O'Mara et al (9) performed caecopexy in 18 patients in their series with no operative deaths and a low rate of postoperative complications. There were no recurrences among the all the 18 patients during a follow-up that averaged 4.8 years. They concluded that caecopexy can be performed safely and quickly without opening the bowel and with low recurrence rate. Their result support caecopexy as the preferred operative management of caecal volvulus. Resection appears to be unnecessary except in the presence of gangrenous bowel.
Caecal volvulus is axial twisting that occurs involving the caecum, terminal ileum and ascending colon. It is a rare, but potentially fatal, cause of intestinal obstruction. Caecal volvulus after cesarean section is very rare, with only three cases of ileo-caecal volvulus reported in the English literature in the last two decades.
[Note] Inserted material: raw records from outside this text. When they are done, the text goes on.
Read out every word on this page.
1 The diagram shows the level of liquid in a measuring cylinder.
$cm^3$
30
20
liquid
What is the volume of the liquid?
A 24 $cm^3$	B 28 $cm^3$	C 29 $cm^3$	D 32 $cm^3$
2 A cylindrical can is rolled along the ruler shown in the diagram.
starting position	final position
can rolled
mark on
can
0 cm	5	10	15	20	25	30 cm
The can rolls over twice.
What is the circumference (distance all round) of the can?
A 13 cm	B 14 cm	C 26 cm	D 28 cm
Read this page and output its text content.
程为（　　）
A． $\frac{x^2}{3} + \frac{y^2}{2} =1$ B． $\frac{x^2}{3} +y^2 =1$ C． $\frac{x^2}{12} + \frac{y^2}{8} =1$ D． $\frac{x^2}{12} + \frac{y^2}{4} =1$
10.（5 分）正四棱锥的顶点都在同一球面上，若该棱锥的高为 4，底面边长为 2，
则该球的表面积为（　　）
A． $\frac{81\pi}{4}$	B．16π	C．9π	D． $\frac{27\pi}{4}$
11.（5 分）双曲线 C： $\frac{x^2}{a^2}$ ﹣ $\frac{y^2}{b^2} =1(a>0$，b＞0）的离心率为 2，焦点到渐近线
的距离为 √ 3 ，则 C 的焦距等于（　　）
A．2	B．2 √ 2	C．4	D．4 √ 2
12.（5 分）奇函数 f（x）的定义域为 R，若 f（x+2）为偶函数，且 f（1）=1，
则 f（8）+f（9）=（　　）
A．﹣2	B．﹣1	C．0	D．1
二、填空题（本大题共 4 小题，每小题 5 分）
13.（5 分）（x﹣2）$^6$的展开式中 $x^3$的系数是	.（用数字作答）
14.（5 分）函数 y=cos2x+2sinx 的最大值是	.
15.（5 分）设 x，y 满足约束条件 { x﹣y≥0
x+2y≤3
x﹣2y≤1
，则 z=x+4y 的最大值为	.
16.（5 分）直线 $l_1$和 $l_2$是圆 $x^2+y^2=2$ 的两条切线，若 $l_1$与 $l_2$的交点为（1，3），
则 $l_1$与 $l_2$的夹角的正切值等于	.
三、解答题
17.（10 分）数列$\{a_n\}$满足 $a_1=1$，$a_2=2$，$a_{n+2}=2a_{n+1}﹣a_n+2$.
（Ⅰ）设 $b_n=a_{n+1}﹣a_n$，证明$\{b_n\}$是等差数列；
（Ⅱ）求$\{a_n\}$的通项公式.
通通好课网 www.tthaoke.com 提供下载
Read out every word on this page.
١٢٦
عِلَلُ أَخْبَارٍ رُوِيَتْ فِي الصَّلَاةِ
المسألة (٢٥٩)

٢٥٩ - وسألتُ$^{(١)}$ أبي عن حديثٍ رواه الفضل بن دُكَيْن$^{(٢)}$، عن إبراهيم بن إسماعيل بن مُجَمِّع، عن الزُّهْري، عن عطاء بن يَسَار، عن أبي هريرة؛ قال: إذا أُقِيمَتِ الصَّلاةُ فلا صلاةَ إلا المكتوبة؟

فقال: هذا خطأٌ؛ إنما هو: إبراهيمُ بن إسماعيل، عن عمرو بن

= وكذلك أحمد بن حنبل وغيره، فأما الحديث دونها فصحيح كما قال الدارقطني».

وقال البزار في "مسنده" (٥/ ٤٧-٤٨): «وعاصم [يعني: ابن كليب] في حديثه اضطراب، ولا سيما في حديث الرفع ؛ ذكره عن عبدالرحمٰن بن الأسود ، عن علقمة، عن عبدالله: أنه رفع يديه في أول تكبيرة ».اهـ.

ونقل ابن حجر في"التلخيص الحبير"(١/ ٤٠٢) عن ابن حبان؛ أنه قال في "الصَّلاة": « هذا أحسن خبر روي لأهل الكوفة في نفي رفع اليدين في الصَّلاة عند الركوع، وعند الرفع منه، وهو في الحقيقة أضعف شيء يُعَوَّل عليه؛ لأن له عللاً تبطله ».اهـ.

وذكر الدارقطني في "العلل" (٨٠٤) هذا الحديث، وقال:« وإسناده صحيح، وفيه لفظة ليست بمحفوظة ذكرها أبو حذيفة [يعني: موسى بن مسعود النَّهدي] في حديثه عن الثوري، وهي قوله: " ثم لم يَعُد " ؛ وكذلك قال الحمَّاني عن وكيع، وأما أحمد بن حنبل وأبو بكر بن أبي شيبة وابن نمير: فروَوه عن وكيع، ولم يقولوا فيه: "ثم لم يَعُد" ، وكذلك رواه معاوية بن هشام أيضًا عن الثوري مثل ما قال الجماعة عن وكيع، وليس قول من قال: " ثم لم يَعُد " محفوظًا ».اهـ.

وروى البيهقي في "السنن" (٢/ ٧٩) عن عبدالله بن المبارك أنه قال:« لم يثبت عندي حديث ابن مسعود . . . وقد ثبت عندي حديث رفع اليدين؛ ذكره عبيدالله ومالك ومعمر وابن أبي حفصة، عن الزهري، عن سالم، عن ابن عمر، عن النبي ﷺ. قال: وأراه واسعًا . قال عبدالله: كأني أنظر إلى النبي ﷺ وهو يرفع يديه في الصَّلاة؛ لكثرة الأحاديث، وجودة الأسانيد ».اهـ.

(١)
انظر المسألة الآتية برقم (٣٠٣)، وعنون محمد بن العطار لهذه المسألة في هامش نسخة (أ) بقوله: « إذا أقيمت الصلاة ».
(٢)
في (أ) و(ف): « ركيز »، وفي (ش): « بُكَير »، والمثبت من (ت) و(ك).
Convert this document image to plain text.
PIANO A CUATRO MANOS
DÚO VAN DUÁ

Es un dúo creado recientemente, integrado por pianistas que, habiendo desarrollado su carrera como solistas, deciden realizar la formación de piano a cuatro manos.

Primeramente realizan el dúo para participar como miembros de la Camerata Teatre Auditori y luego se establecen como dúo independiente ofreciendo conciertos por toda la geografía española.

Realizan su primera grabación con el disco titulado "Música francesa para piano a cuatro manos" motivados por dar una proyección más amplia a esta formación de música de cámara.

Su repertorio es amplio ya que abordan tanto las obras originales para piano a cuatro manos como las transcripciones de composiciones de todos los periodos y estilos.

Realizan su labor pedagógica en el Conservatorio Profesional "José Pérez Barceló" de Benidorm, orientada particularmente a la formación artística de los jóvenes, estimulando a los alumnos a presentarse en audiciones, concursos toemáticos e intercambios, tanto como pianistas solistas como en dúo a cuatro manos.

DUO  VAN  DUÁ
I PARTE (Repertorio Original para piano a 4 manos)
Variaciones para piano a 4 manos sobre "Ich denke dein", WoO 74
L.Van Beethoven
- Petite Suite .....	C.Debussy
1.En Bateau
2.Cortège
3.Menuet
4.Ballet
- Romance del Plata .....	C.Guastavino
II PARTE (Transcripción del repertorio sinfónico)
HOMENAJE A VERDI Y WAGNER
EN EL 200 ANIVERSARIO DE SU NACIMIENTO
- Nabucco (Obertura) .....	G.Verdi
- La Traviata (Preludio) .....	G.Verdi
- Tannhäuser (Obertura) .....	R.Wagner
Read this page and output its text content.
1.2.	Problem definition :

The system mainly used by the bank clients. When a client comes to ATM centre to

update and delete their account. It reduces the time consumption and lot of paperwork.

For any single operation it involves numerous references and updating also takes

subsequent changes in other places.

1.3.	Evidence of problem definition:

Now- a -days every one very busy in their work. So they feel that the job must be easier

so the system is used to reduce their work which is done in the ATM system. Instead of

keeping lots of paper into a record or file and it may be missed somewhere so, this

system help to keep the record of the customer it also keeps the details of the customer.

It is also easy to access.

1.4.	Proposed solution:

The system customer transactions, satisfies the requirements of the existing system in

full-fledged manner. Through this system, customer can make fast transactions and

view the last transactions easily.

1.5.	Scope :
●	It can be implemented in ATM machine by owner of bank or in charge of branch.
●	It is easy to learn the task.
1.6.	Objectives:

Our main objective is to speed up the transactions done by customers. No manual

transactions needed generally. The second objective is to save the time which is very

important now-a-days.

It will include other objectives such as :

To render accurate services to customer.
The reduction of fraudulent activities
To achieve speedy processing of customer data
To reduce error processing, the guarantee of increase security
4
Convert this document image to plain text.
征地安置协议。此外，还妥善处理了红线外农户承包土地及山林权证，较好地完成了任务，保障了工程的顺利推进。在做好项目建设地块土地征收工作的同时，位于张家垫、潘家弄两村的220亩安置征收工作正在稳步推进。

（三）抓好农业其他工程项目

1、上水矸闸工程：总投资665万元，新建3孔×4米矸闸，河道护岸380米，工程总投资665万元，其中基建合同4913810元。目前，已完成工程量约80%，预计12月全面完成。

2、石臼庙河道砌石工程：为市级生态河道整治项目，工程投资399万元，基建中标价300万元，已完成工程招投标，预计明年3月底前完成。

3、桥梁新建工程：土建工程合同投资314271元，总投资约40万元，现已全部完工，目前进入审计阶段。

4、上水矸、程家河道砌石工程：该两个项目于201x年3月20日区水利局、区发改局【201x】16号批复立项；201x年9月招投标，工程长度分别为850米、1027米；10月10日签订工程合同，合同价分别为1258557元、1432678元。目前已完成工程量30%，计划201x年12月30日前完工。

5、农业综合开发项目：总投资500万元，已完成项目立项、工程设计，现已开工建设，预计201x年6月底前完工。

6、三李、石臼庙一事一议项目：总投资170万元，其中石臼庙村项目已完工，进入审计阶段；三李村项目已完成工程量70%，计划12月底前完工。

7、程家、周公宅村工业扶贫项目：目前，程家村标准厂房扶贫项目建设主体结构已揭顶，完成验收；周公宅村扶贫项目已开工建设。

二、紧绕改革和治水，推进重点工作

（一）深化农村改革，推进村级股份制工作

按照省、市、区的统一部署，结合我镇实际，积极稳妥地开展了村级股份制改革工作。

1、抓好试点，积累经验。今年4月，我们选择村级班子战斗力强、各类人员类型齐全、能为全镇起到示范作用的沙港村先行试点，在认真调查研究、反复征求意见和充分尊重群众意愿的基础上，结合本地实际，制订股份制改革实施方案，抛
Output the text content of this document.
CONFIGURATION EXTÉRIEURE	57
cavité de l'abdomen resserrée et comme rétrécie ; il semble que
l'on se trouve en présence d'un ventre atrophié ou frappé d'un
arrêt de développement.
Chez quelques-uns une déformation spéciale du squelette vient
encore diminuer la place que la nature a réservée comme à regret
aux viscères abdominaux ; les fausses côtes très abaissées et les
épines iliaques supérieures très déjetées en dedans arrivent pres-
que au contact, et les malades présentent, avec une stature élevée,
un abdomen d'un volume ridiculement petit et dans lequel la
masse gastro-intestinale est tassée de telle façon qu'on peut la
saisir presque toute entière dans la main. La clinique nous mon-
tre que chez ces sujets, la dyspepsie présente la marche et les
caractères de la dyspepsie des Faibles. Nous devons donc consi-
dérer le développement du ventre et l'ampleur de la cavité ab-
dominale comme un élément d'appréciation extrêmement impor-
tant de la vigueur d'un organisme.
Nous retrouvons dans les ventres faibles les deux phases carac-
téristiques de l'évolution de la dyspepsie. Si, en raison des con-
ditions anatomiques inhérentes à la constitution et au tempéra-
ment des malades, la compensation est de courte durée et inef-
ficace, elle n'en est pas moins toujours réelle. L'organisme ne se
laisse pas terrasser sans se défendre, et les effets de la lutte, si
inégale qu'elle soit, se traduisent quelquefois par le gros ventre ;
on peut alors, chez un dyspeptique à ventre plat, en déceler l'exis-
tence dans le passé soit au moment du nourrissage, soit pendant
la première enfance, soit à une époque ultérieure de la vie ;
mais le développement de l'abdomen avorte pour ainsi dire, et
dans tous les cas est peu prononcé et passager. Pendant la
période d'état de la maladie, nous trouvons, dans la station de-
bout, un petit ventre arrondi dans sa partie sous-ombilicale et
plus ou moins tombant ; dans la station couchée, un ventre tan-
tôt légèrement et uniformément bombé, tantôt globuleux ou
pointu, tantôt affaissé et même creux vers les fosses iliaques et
Preoperative diagnosis depends on high index of suspicious as most patients with acute caecal volvulus present with clinical pictures suggestive of intestinal obstruction. Diagnosis can be made by plain abdominal X-ray in more than half the cases. The increasing use of CT scan in investigating patients with acute abdomen allowed more and more cases of caecal volvulus to be diagnosed pre-operatively. The three CT findings associated with acute caecal volvulus ‘‘coffee bean’‘, ‘‘bird beak’‘, and ‘‘whirl’‘ signs are pathoneumonic. Caecal volvulus is an emergency pathology, requiring urgent surgical treatment. Right hemicolectomy is the treatment of choice in presence of caecal gangrene. There is considerable controversy regarding the preferred operative management of caecal volvulus in the absence of gangrenous bowel. Opinions were divided between right hemicolectomy and caecopexy. We belief that surgical decision should be based on many factors including patient’s general condition, presence or absence of bowel gangrene, associated co morbid factors and the potential perioperative morbidity and mortality.